|Draft (cb up)
|Plywood radius chine
I have been asked many times to draw a bigger version of the Didi 26, one with a bit more headroom, that is more suitable to be used as a small performance cruiser for coastal cruising. We now have the Didi 28 Maxi Trailer Sailer to do just that, a cruiser/racer that you can build for yourself from plans. It expands our range of radius chine plywood designs that started with the DIDI 38, which I designed and built for myself in 1994/95 and which was followed by the DIDI 34, Didi MG30, Didi 26, Didi 23 and our two boats to the Mini 650 Rule, the Didi Mini Mk2 and the Didi Mini Mk3.

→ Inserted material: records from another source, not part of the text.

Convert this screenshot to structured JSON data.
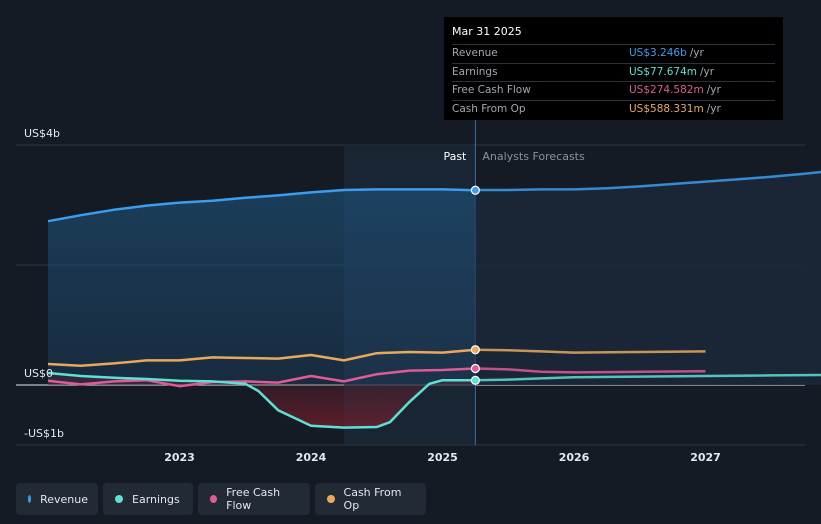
{
  "tooltip": {
    "date": "Mar 31 2025",
    "rows": [
      {
        "label": "Revenue",
        "value": "US$3.246b",
        "unit": "/yr",
        "color": "#3b9ded"
      },
      {
        "label": "Earnings",
        "value": "US$77.674m",
        "unit": "/yr",
        "color": "#5ee0d2"
      },
      {
        "label": "Free Cash Flow",
        "value": "US$274.582m",
        "unit": "/yr",
        "color": "#df5b97"
      },
      {
        "label": "Cash From Op",
        "value": "US$588.331m",
        "unit": "/yr",
        "color": "#e8a95c"
      }
    ]
  },
  "legend": [
    {
      "label": "Revenue",
      "color": "#3b9ded"
    },
    {
      "label": "Earnings",
      "color": "#5ee0d2"
    },
    {
      "label": "Free Cash Flow",
      "color": "#df5b97"
    },
    {
      "label": "Cash From Op",
      "color": "#e8a95c"
    }
  ],
  "chart_data": {
    "type": "line",
    "y_unit": "US$ billions",
    "ylim": [
      -1,
      4
    ],
    "y_ticks": [
      {
        "value": 4,
        "label": "US$4b"
      },
      {
        "value": 0,
        "label": "US$0"
      },
      {
        "value": -1,
        "label": "-US$1b"
      }
    ],
    "x_ticks": [
      {
        "value": 2023,
        "label": "2023"
      },
      {
        "value": 2024,
        "label": "2024"
      },
      {
        "value": 2025,
        "label": "2025"
      },
      {
        "value": 2026,
        "label": "2026"
      },
      {
        "value": 2027,
        "label": "2027"
      }
    ],
    "xlim": [
      2021.75,
      2028.0
    ],
    "divider_x": 2025.25,
    "past_label": "Past",
    "forecast_label": "Analysts Forecasts",
    "highlight_range": [
      2024.25,
      2025.25
    ],
    "series": [
      {
        "name": "Revenue",
        "color": "#3b9ded",
        "area": true,
        "points": [
          [
            2022.0,
            2.73
          ],
          [
            2022.25,
            2.83
          ],
          [
            2022.5,
            2.92
          ],
          [
            2022.75,
            2.99
          ],
          [
            2023.0,
            3.04
          ],
          [
            2023.25,
            3.07
          ],
          [
            2023.5,
            3.12
          ],
          [
            2023.75,
            3.16
          ],
          [
            2024.0,
            3.21
          ],
          [
            2024.25,
            3.25
          ],
          [
            2024.5,
            3.26
          ],
          [
            2024.75,
            3.26
          ],
          [
            2025.0,
            3.26
          ],
          [
            2025.25,
            3.246
          ]
        ],
        "forecast": [
          [
            2025.25,
            3.25
          ],
          [
            2025.5,
            3.25
          ],
          [
            2025.75,
            3.26
          ],
          [
            2026.0,
            3.26
          ],
          [
            2026.25,
            3.28
          ],
          [
            2026.5,
            3.31
          ],
          [
            2026.75,
            3.35
          ],
          [
            2027.0,
            3.39
          ],
          [
            2027.25,
            3.43
          ],
          [
            2027.5,
            3.47
          ],
          [
            2027.75,
            3.52
          ],
          [
            2028.0,
            3.58
          ]
        ]
      },
      {
        "name": "Cash From Op",
        "color": "#e8a95c",
        "area": false,
        "points": [
          [
            2022.0,
            0.35
          ],
          [
            2022.25,
            0.32
          ],
          [
            2022.5,
            0.36
          ],
          [
            2022.75,
            0.41
          ],
          [
            2023.0,
            0.41
          ],
          [
            2023.25,
            0.46
          ],
          [
            2023.5,
            0.45
          ],
          [
            2023.75,
            0.44
          ],
          [
            2024.0,
            0.5
          ],
          [
            2024.25,
            0.41
          ],
          [
            2024.5,
            0.53
          ],
          [
            2024.75,
            0.55
          ],
          [
            2025.0,
            0.54
          ],
          [
            2025.25,
            0.588
          ]
        ],
        "forecast": [
          [
            2025.25,
            0.588
          ],
          [
            2025.5,
            0.58
          ],
          [
            2025.75,
            0.56
          ],
          [
            2026.0,
            0.54
          ],
          [
            2026.5,
            0.55
          ],
          [
            2027.0,
            0.56
          ]
        ]
      },
      {
        "name": "Free Cash Flow",
        "color": "#df5b97",
        "area": false,
        "points": [
          [
            2022.0,
            0.07
          ],
          [
            2022.25,
            0.01
          ],
          [
            2022.5,
            0.06
          ],
          [
            2022.75,
            0.08
          ],
          [
            2023.0,
            -0.02
          ],
          [
            2023.25,
            0.05
          ],
          [
            2023.5,
            0.06
          ],
          [
            2023.75,
            0.04
          ],
          [
            2024.0,
            0.15
          ],
          [
            2024.25,
            0.06
          ],
          [
            2024.5,
            0.18
          ],
          [
            2024.75,
            0.24
          ],
          [
            2025.0,
            0.25
          ],
          [
            2025.25,
            0.275
          ]
        ],
        "forecast": [
          [
            2025.25,
            0.275
          ],
          [
            2025.5,
            0.26
          ],
          [
            2025.75,
            0.22
          ],
          [
            2026.0,
            0.21
          ],
          [
            2026.5,
            0.22
          ],
          [
            2027.0,
            0.23
          ]
        ]
      },
      {
        "name": "Earnings",
        "color": "#5ee0d2",
        "area": true,
        "points": [
          [
            2022.0,
            0.2
          ],
          [
            2022.25,
            0.15
          ],
          [
            2022.5,
            0.12
          ],
          [
            2022.75,
            0.1
          ],
          [
            2023.0,
            0.07
          ],
          [
            2023.25,
            0.06
          ],
          [
            2023.5,
            0.02
          ],
          [
            2023.6,
            -0.1
          ],
          [
            2023.75,
            -0.42
          ],
          [
            2024.0,
            -0.68
          ],
          [
            2024.25,
            -0.71
          ],
          [
            2024.5,
            -0.7
          ],
          [
            2024.6,
            -0.62
          ],
          [
            2024.75,
            -0.28
          ],
          [
            2024.9,
            0.02
          ],
          [
            2025.0,
            0.08
          ],
          [
            2025.25,
            0.078
          ]
        ],
        "forecast": [
          [
            2025.25,
            0.078
          ],
          [
            2025.5,
            0.09
          ],
          [
            2025.75,
            0.11
          ],
          [
            2026.0,
            0.13
          ],
          [
            2026.5,
            0.14
          ],
          [
            2027.0,
            0.15
          ],
          [
            2027.5,
            0.16
          ],
          [
            2028.0,
            0.17
          ]
        ]
      }
    ]
  }
}
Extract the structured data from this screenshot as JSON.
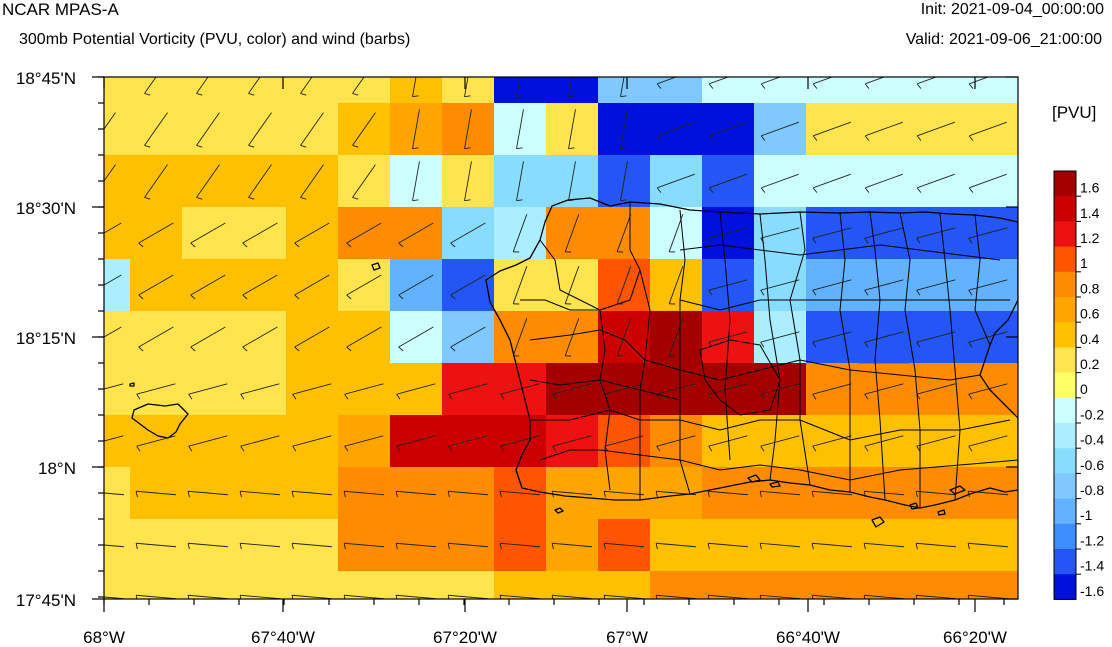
{
  "header": {
    "title": "NCAR MPAS-A",
    "subtitle": "300mb Potential Vorticity (PVU, color) and wind (barbs)",
    "init": "Init: 2021-09-04_00:00:00",
    "valid": "Valid: 2021-09-06_21:00:00"
  },
  "axes": {
    "lat_labels": [
      "18°45'N",
      "18°30'N",
      "18°15'N",
      "18°N",
      "17°45'N"
    ],
    "lon_labels": [
      "68°W",
      "67°40'W",
      "67°20'W",
      "67°W",
      "66°40'W",
      "66°20'W"
    ]
  },
  "colorbar": {
    "units": "[PVU]",
    "labels": [
      "1.6",
      "1.4",
      "1.2",
      "1",
      "0.8",
      "0.6",
      "0.4",
      "0.2",
      "0",
      "-0.2",
      "-0.4",
      "-0.6",
      "-0.8",
      "-1",
      "-1.2",
      "-1.4",
      "-1.6"
    ],
    "colors": [
      "#a50000",
      "#cc0000",
      "#ee1111",
      "#ff5500",
      "#ff8c00",
      "#ffa500",
      "#ffc000",
      "#ffe44d",
      "#ffff66",
      "#ccffff",
      "#aaeeff",
      "#88ddff",
      "#7fc9ff",
      "#62b2ff",
      "#3d8fff",
      "#2456f5",
      "#0010dd"
    ]
  },
  "map": {
    "grid_codes": [
      "88888878CCEE999",
      "8888875698CCCE8",
      "77777898AAFAF99",
      "7788766AB669CAF",
      "B77778DF8847FAD",
      "8888779E66213BF",
      "8888777331111166",
      "777775222346777",
      "87777666455566",
      "88888666454777",
      "88888888777666"
    ]
  }
}
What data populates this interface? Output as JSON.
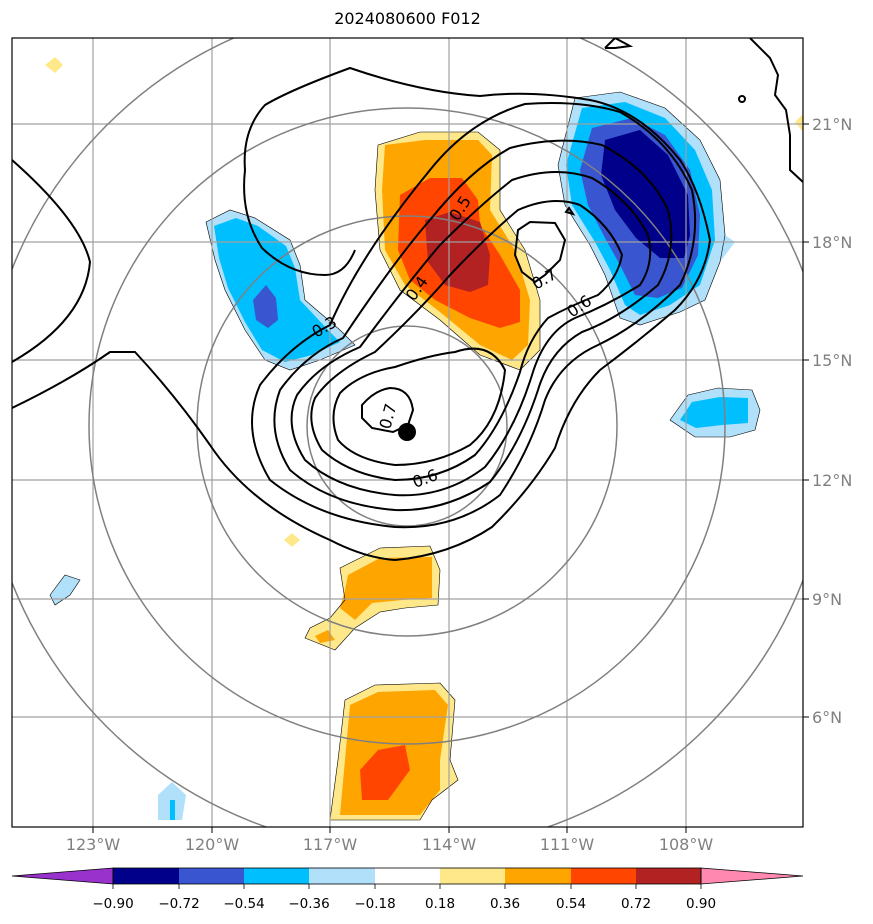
{
  "title": "2024080600 F012",
  "map": {
    "lon_labels": [
      "123°W",
      "120°W",
      "117°W",
      "114°W",
      "111°W",
      "108°W"
    ],
    "lat_labels": [
      "21°N",
      "18°N",
      "15°N",
      "12°N",
      "9°N",
      "6°N"
    ],
    "grid_color": "#a0a0a0",
    "range_ring_color": "#808080",
    "center_marker": "black-dot"
  },
  "contour_labels": [
    "0.3",
    "0.4",
    "0.5",
    "0.6",
    "0.7",
    "0.6",
    "0.7"
  ],
  "colorbar": {
    "tick_labels": [
      "−0.90",
      "−0.72",
      "−0.54",
      "−0.36",
      "−0.18",
      "0.18",
      "0.36",
      "0.54",
      "0.72",
      "0.90"
    ],
    "colors": [
      "#9932cc",
      "#00008b",
      "#3a55d0",
      "#00bfff",
      "#b0e0fa",
      "#ffffff",
      "#ffe88a",
      "#ffa500",
      "#ff4500",
      "#b22222",
      "#ff88b0"
    ],
    "extend": "both"
  }
}
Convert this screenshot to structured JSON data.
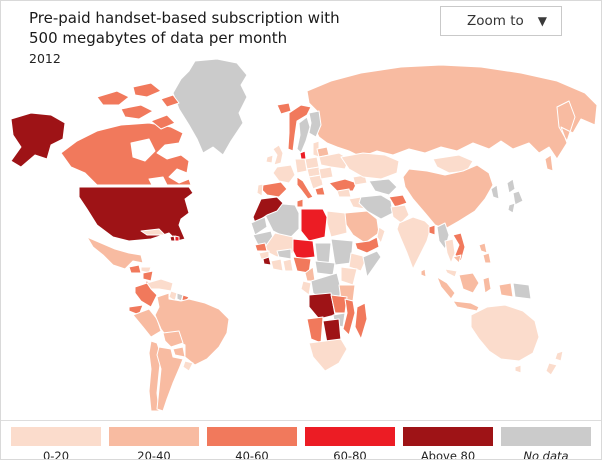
{
  "header": {
    "title_lines": [
      "Pre-paid handset-based subscription with",
      "500 megabytes of data per month"
    ],
    "year": "2012"
  },
  "zoom_control": {
    "label": "Zoom to",
    "icon": "▼"
  },
  "legend": {
    "items": [
      {
        "label": "0-20",
        "category": "0-20",
        "color": "#fbdccc",
        "italic": false
      },
      {
        "label": "20-40",
        "category": "20-40",
        "color": "#f8bba1",
        "italic": false
      },
      {
        "label": "40-60",
        "category": "40-60",
        "color": "#f1795c",
        "italic": false
      },
      {
        "label": "60-80",
        "category": "60-80",
        "color": "#ec1c24",
        "italic": false
      },
      {
        "label": "Above 80",
        "category": "above-80",
        "color": "#9e1316",
        "italic": false
      },
      {
        "label": "No data",
        "category": "no-data",
        "color": "#cbcbcb",
        "italic": true
      }
    ],
    "water_color": "#ffffff"
  },
  "map": {
    "countries": [
      {
        "id": "greenland",
        "category": "no-data"
      },
      {
        "id": "russia",
        "category": "20-40"
      },
      {
        "id": "canada",
        "category": "40-60"
      },
      {
        "id": "canada-arctic-1",
        "category": "40-60"
      },
      {
        "id": "canada-arctic-2",
        "category": "40-60"
      },
      {
        "id": "canada-arctic-3",
        "category": "40-60"
      },
      {
        "id": "canada-arctic-4",
        "category": "40-60"
      },
      {
        "id": "canada-arctic-5",
        "category": "40-60"
      },
      {
        "id": "hudson-bay",
        "category": "water"
      },
      {
        "id": "alaska",
        "category": "above-80"
      },
      {
        "id": "usa",
        "category": "above-80"
      },
      {
        "id": "great-lakes",
        "category": "water"
      },
      {
        "id": "mexico",
        "category": "20-40"
      },
      {
        "id": "guatemala",
        "category": "40-60"
      },
      {
        "id": "honduras",
        "category": "0-20"
      },
      {
        "id": "nicaragua",
        "category": "40-60"
      },
      {
        "id": "costa-rica-panama",
        "category": "40-60"
      },
      {
        "id": "cuba",
        "category": "0-20"
      },
      {
        "id": "haiti",
        "category": "above-80"
      },
      {
        "id": "dominican-republic",
        "category": "60-80"
      },
      {
        "id": "venezuela",
        "category": "0-20"
      },
      {
        "id": "colombia",
        "category": "40-60"
      },
      {
        "id": "ecuador",
        "category": "40-60"
      },
      {
        "id": "guyana",
        "category": "0-20"
      },
      {
        "id": "suriname",
        "category": "no-data"
      },
      {
        "id": "french-guiana",
        "category": "40-60"
      },
      {
        "id": "peru",
        "category": "20-40"
      },
      {
        "id": "brazil",
        "category": "20-40"
      },
      {
        "id": "bolivia",
        "category": "20-40"
      },
      {
        "id": "paraguay",
        "category": "20-40"
      },
      {
        "id": "uruguay",
        "category": "0-20"
      },
      {
        "id": "chile",
        "category": "20-40"
      },
      {
        "id": "argentina",
        "category": "20-40"
      },
      {
        "id": "iceland",
        "category": "40-60"
      },
      {
        "id": "united-kingdom",
        "category": "0-20"
      },
      {
        "id": "ireland",
        "category": "0-20"
      },
      {
        "id": "norway",
        "category": "40-60"
      },
      {
        "id": "sweden",
        "category": "no-data"
      },
      {
        "id": "finland",
        "category": "no-data"
      },
      {
        "id": "denmark",
        "category": "60-80"
      },
      {
        "id": "baltics",
        "category": "0-20"
      },
      {
        "id": "belarus",
        "category": "20-40"
      },
      {
        "id": "poland",
        "category": "0-20"
      },
      {
        "id": "germany",
        "category": "0-20"
      },
      {
        "id": "france",
        "category": "0-20"
      },
      {
        "id": "spain",
        "category": "40-60"
      },
      {
        "id": "portugal",
        "category": "0-20"
      },
      {
        "id": "italy",
        "category": "40-60"
      },
      {
        "id": "central-europe",
        "category": "0-20"
      },
      {
        "id": "balkans",
        "category": "0-20"
      },
      {
        "id": "greece",
        "category": "40-60"
      },
      {
        "id": "romania",
        "category": "0-20"
      },
      {
        "id": "ukraine",
        "category": "0-20"
      },
      {
        "id": "turkey",
        "category": "40-60"
      },
      {
        "id": "caucasus",
        "category": "0-20"
      },
      {
        "id": "syria-levant",
        "category": "0-20"
      },
      {
        "id": "iraq",
        "category": "0-20"
      },
      {
        "id": "iran",
        "category": "no-data"
      },
      {
        "id": "afghanistan",
        "category": "40-60"
      },
      {
        "id": "pakistan",
        "category": "0-20"
      },
      {
        "id": "kazakhstan",
        "category": "0-20"
      },
      {
        "id": "turkmenistan-uzbekistan",
        "category": "no-data"
      },
      {
        "id": "mongolia",
        "category": "0-20"
      },
      {
        "id": "china",
        "category": "20-40"
      },
      {
        "id": "korea",
        "category": "no-data"
      },
      {
        "id": "japan",
        "category": "no-data"
      },
      {
        "id": "india",
        "category": "0-20"
      },
      {
        "id": "sri-lanka",
        "category": "20-40"
      },
      {
        "id": "bangladesh",
        "category": "40-60"
      },
      {
        "id": "myanmar",
        "category": "no-data"
      },
      {
        "id": "thailand",
        "category": "0-20"
      },
      {
        "id": "vietnam",
        "category": "40-60"
      },
      {
        "id": "cambodia",
        "category": "20-40"
      },
      {
        "id": "malaysia",
        "category": "0-20"
      },
      {
        "id": "sumatra",
        "category": "20-40"
      },
      {
        "id": "java",
        "category": "20-40"
      },
      {
        "id": "borneo",
        "category": "20-40"
      },
      {
        "id": "sulawesi",
        "category": "20-40"
      },
      {
        "id": "west-papua",
        "category": "20-40"
      },
      {
        "id": "papua-new-guinea",
        "category": "no-data"
      },
      {
        "id": "philippines",
        "category": "20-40"
      },
      {
        "id": "saudi-arabia",
        "category": "20-40"
      },
      {
        "id": "yemen",
        "category": "40-60"
      },
      {
        "id": "oman",
        "category": "0-20"
      },
      {
        "id": "algeria",
        "category": "no-data"
      },
      {
        "id": "morocco",
        "category": "above-80"
      },
      {
        "id": "tunisia",
        "category": "40-60"
      },
      {
        "id": "western-sahara",
        "category": "no-data"
      },
      {
        "id": "libya",
        "category": "60-80"
      },
      {
        "id": "egypt",
        "category": "0-20"
      },
      {
        "id": "mauritania",
        "category": "no-data"
      },
      {
        "id": "mali",
        "category": "0-20"
      },
      {
        "id": "niger",
        "category": "60-80"
      },
      {
        "id": "chad",
        "category": "no-data"
      },
      {
        "id": "sudan",
        "category": "no-data"
      },
      {
        "id": "ethiopia",
        "category": "0-20"
      },
      {
        "id": "somalia",
        "category": "no-data"
      },
      {
        "id": "senegal",
        "category": "40-60"
      },
      {
        "id": "guinea",
        "category": "0-20"
      },
      {
        "id": "sierra-leone",
        "category": "above-80"
      },
      {
        "id": "burkina-faso",
        "category": "no-data"
      },
      {
        "id": "ivory-coast",
        "category": "0-20"
      },
      {
        "id": "ghana",
        "category": "0-20"
      },
      {
        "id": "nigeria",
        "category": "40-60"
      },
      {
        "id": "cameroon",
        "category": "20-40"
      },
      {
        "id": "central-african-republic",
        "category": "no-data"
      },
      {
        "id": "gabon-congo",
        "category": "0-20"
      },
      {
        "id": "drc",
        "category": "no-data"
      },
      {
        "id": "uganda-kenya",
        "category": "0-20"
      },
      {
        "id": "tanzania",
        "category": "20-40"
      },
      {
        "id": "angola",
        "category": "above-80"
      },
      {
        "id": "zambia",
        "category": "40-60"
      },
      {
        "id": "zimbabwe",
        "category": "no-data"
      },
      {
        "id": "mozambique",
        "category": "40-60"
      },
      {
        "id": "namibia",
        "category": "40-60"
      },
      {
        "id": "botswana",
        "category": "above-80"
      },
      {
        "id": "south-africa",
        "category": "0-20"
      },
      {
        "id": "madagascar",
        "category": "40-60"
      },
      {
        "id": "australia",
        "category": "0-20"
      },
      {
        "id": "tasmania",
        "category": "0-20"
      },
      {
        "id": "new-zealand",
        "category": "0-20"
      }
    ]
  }
}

The Didi 28 is a direct development of the Didi 26, so it has many of the same features. It is in every way a big sister to the 26 but with more space built into it for comfort. This was achieved with a small increase in length and proportionately greater increases in beam and depth, as well as by raising the cabin structure to gain more headroom.
This design is about 380mm (15") wider than legal towing width for most countries, so we are calling it a "Maxi trailer-sailer". It will need a special permit to tow it legally but that will allow you to take it home for winter storage or to tow it across country to new cruising waters that are not accessible by other means.
Construction is mostly from 10mm plywood, which is used for flat areas of the hull and all bulkheads, assembled with a 12mm plywood self-jigging backbone and solid timber stringers. The radiused portion of the hull skin is two layers of 5mm plywood bonded together in place. Keel loads are carried by bulkheads and the structure of the keel box. All of these parts are plywood and epoxy filleted together, making for simplified construction.
Assembly of the hull follows the principles of model aeroplane construction, with stringers slotted into the bulkheads for attachment of the skin.
Deck construction is done in a similar way, all in single skin 10mm plywood. The cabintop is designed with a multi-chine skin and is assembled over the bulkheads by the stitch and glue method for a strong and lightweight structure.
Suggested plywood for construction is okoume (gaboon) ply throughout. Epoxy coated and painted inside and out to hull and deck, a good standard of finish is achievable with little or no fairing aside from forming fillets at internal angles. The addition of a layer of glass fabric to the outside will give increased resistance to knocks but will add weight and require fairing, thereby adding a fair amount to construction time and cost.
The standard keel is a vertical dropkeel with a 550kg (1212lb) bulb on the end of the high aspect foil. It is lifted by a tackle system led to a cabintop winch. Fully retracted, the bulb remains below the hull, with a draft of 0,575m (1' 11"). Sailing draft is 1.95m (6' 5"). The bulb can be done in either a simple vertical sided foil section for owner casting or a beavertail torpedo shape for professional casting. An alternative fixed keel option will be added to the drawings soon.
The rudder has a fixed blade and is transom hung on conventional pintles.
The rig is deck stepped and is fractional with two sets of swept spreaders and jumpers to support the topmast. This makes her easy to handle with a small crew whether racing or cruising. Shrouds go to outboard chainplates to minimise rig loadings. The working headsails are non-overlapping and sheet inside the shrouds and a 150% Genoa sheets outside the shrouds. Masthead and fractional asymmetrical spinnakers and a light drifter/reacher sheet to the spinnaker blocks on the quarters. Options of cruising oriented headsails flown on furlers or racing oriented headsails flown on hanks or headstay foil are both shown on the drawings.
The spinnakers are set on a retractable pole on the foredeck. The inboard end is fitted on a radiused transverse track to allow the outboard end to be projected up to weather for sailing at deeper angles. Extension and retraction of the pole can be done from either rail, with the pole retracting to whichever side is convenient at the time.
Down below she has comfortable accommodation, to sleep four in two cabins. The dropkeel casing interupts the interior, so we used it as one side of the enclosed heads, which includes a bin type wet locker and basin.
The dinette is in the forecabin, with a table that drops to convert the pair of single V-berths into a double. Aft are two quarter berths with the saildrive inboard diesel motor between them.
Other layouts will also be possible. I will draw a more conventional cruiser layout when time allows.
On deck, she has a conservative cruising-type trench cockpit with open transom and coamings with storage compartments. She has oversize cabintop winches to help handle the loads of raising and lowering the dropkeel.
Included in the stock plan package are full size patterns of the backbone and various other components, plotted onto mylar film on our large format inkjet roll plotter. Bulkhead shapes are simple and easily set out from clear diagrams, the setting out taking about 3 to 4 hours per bulkhead. For those who would prefer to have full size patterns for the bulkheads, we can also supply them as an optional extra. Choose the building option to suit your own needs. Whichever route you choose, we will be available to assist with advice if any problems arise.